I am a little older than you and always had the attitude to sacrifice a little now and have a comfortable life later for myself and family.
That's worked well for me and I do not regret it. I now am free of the 9 to 5 and travel about 3 months a year. I also dabble in property as I enjoy renovating.
My message is simply invest in your future and that of your family as your in a good position. Take some of the 'profit' to have fun too but set yourself a budget for the things you really want to do and have. Its all about balance.
I hope that helps
Well done OP for getting yourself back on track. Seems like you've achieved a LOT since you started afresh.
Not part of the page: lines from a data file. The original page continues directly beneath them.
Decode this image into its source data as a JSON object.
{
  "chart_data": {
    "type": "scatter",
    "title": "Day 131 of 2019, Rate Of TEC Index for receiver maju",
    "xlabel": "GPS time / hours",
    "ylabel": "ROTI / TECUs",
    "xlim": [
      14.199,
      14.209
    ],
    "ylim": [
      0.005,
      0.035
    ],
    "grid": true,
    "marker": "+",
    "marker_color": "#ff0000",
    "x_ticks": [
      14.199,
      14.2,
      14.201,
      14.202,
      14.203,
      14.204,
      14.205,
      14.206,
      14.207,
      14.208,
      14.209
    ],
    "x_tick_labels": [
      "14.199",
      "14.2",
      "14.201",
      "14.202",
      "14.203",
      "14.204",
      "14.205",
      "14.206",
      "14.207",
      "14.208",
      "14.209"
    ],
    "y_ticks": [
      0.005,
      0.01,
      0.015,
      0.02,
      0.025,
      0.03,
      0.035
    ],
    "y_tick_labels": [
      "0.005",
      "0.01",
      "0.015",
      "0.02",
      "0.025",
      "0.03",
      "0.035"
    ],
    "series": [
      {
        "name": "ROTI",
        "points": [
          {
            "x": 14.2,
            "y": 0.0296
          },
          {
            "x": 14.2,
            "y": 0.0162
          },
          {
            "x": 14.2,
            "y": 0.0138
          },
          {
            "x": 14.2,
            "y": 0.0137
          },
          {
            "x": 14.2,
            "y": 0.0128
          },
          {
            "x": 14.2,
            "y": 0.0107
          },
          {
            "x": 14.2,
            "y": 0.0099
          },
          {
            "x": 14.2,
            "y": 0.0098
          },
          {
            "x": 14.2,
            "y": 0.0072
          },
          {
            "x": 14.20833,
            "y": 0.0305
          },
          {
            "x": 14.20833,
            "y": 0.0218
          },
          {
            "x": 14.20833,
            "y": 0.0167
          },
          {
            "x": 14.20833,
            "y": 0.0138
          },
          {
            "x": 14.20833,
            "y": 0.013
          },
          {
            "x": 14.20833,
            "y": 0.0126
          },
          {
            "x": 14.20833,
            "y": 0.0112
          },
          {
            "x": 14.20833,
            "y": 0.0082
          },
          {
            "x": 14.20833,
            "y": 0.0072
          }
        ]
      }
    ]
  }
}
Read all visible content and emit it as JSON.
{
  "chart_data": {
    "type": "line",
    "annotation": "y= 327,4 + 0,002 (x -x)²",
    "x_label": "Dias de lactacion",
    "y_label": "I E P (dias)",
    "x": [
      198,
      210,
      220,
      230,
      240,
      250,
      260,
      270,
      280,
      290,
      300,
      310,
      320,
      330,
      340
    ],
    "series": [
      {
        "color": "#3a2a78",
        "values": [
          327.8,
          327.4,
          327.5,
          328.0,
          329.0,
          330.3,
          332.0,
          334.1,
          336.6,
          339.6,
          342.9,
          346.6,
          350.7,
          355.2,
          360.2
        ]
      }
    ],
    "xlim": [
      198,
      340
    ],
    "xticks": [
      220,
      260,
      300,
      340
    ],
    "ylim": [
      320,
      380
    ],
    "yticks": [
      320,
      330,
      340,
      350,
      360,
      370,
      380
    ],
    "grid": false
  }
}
Why not do what Richard Branson does (amongst many other things) and buy assets that you can use yourself, like Vanessas motorhome idea, but can at the very least pay its way by say renting it out to others. RB does this with his islands and lives there himself as I'm sure you already know.
Ok, so we're maybe not all going to buy an island. What are your other interests and can you enjoy but invest at the same time?
I bought a car I'd been after for years last Xmas (2 days before) - bargain price, couldn't resist. I've done nothing with it except store it properly and I will look to possibly sell it for 3 times the value in spring if I can get the right price for it.
If you like buying and selling things it can be the perfect financial antidote to your desires.
I wouldnt say that I feel guilty spending money... I think what I now do is understand more what that money could earn me, which means spending large sums on silly items seems very silly, when I know how much that lump of cash could earn me instead.